Tony Stark. It has long been (that is, since “Iron Man 2”) my dream to see an “Iron Man” movie where Tony Stark is never, not once, seen in the Iron Man suit, just in his well-tailored suits and ironic t-shirts as pithy playboy Tony Stark, thorn in The Man’s side, less superhero and more Van Heflin in “Johnny Eager”, imbibing cocktails and cracking wise. Of course, where Ferrara is concerned that is not near dark enough. No, his Tony Stark would have to become a Bad Superhero, one who loses the Iron Man suit playing Baccarat in Vegas and to get it back is offered millions of dollars by a U.S. Senator to assassinate the President’s insidious crony that the U.S. Senator is afraid will be pardoned for infinite nefarious deeds on the President’s behalf. Tony Stark agrees to fulfill the assassination, but before he can, the President announces denounces his crony, explaining no pardon will be forthcoming, leading Tony Stark to a dark night of the soul about the Deep State.

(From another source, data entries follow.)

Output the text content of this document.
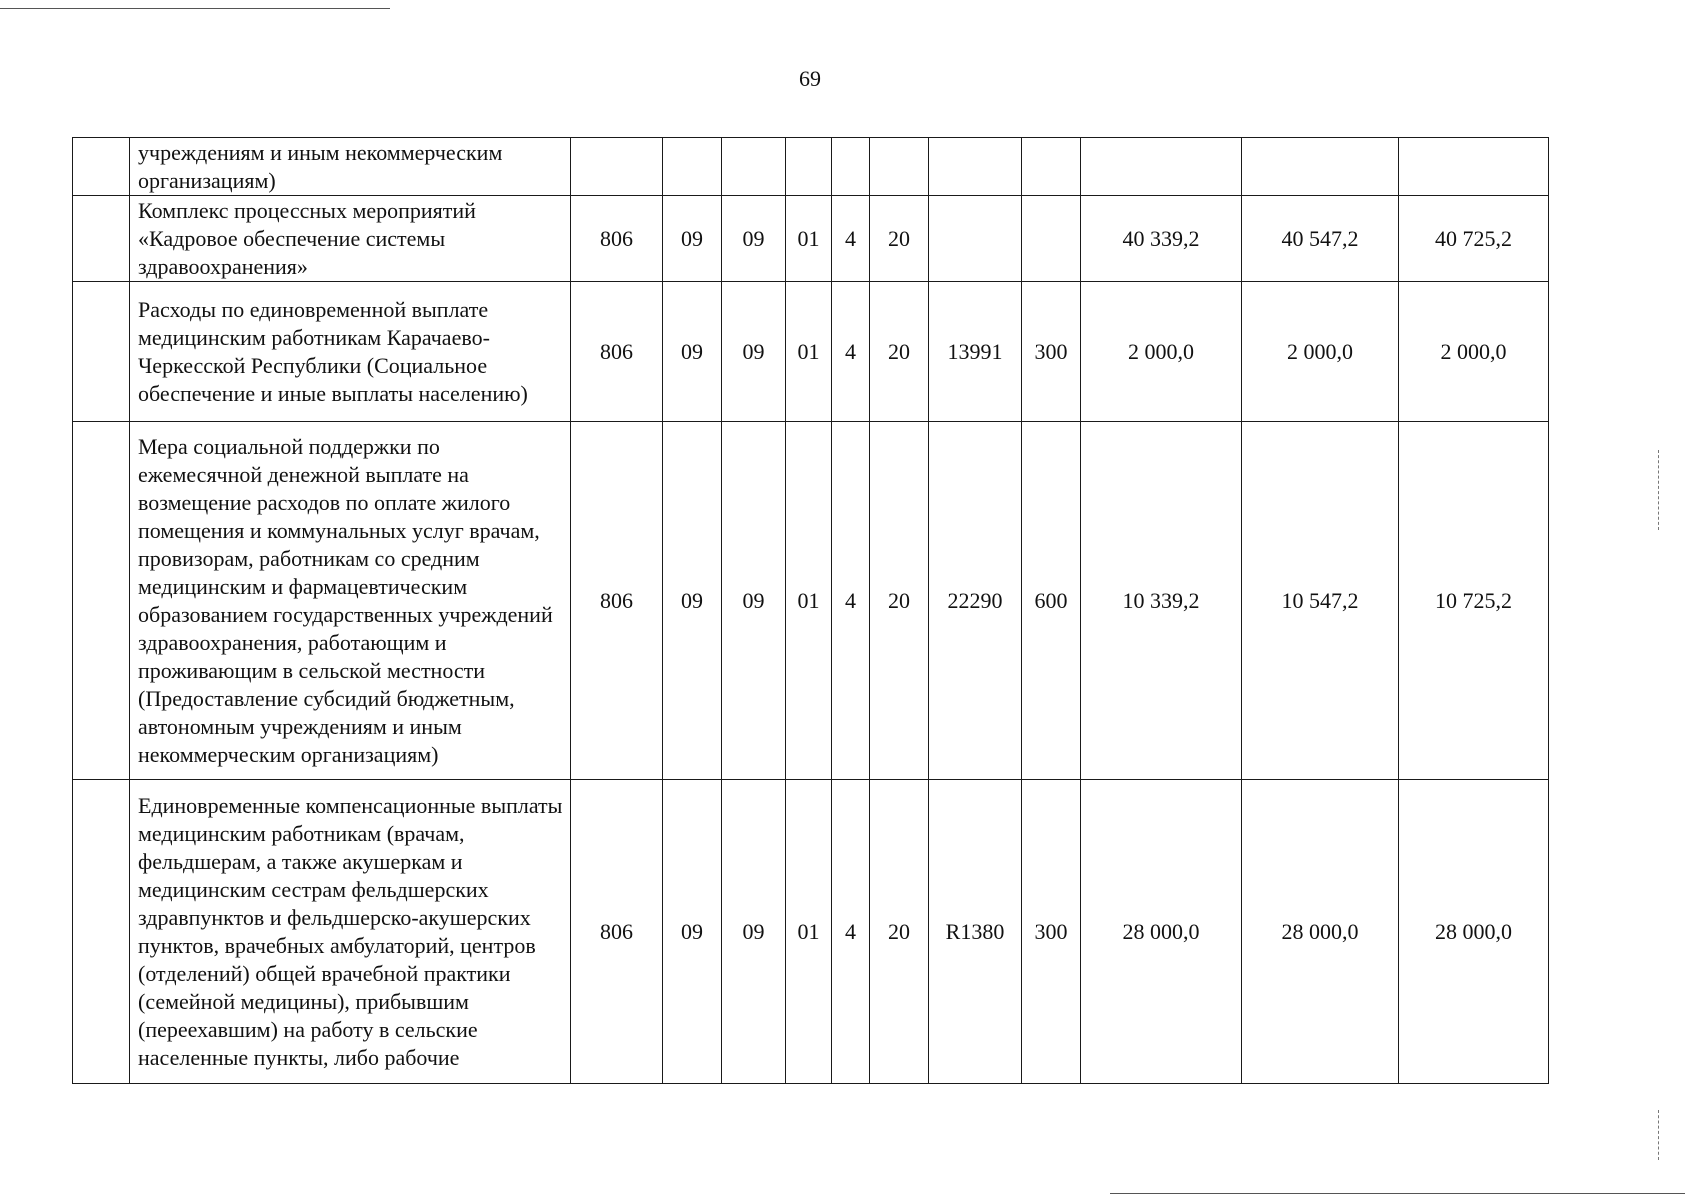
69
	учреждениям и иным некоммерческим организациям)											
	Комплекс процессных мероприятий «Кадровое обеспечение системы здравоохранения»	806	09	09	01	4	20			40 339,2	40 547,2	40 725,2
	Расходы по единовременной выплате медицинским работникам Карачаево-Черкесской Республики (Социальное обеспечение и иные выплаты населению)	806	09	09	01	4	20	13991	300	2 000,0	2 000,0	2 000,0
	Мера социальной поддержки по ежемесячной денежной выплате на возмещение расходов по оплате жилого помещения и коммунальных услуг врачам, провизорам, работникам со средним медицинским и фармацевтическим образованием государственных учреждений здравоохранения, работающим и проживающим в сельской местности (Предоставление субсидий бюджетным, автономным учреждениям и иным некоммерческим организациям)	806	09	09	01	4	20	22290	600	10 339,2	10 547,2	10 725,2
	Единовременные компенсационные выплаты медицинским работникам (врачам, фельдшерам, а также акушеркам и медицинским сестрам фельдшерских здравпунктов и фельдшерско-акушерских пунктов, врачебных амбулаторий, центров (отделений) общей врачебной практики (семейной медицины), прибывшим (переехавшим) на работу в сельские населенные пункты, либо рабочие	806	09	09	01	4	20	R1380	300	28 000,0	28 000,0	28 000,0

Captain America. America has splintered into a contentious confederation of states and Captain America wallows in self-disgust, anguished that he did not go down with the ship. He wanders the continent wearing remnants of his superhero armor, seeing Americans for what they really were, supercilious and squabbling and scared. As such, he becomes a Ronin reimagined as Randy Quaid in “Major League II”, wearing a helmet with the A crossed out, so convinced America should return to a pre-Constitutional Convention agrarian society that he takes jobs from pro-New Confederates to seek out and destroy supporters of re-unification.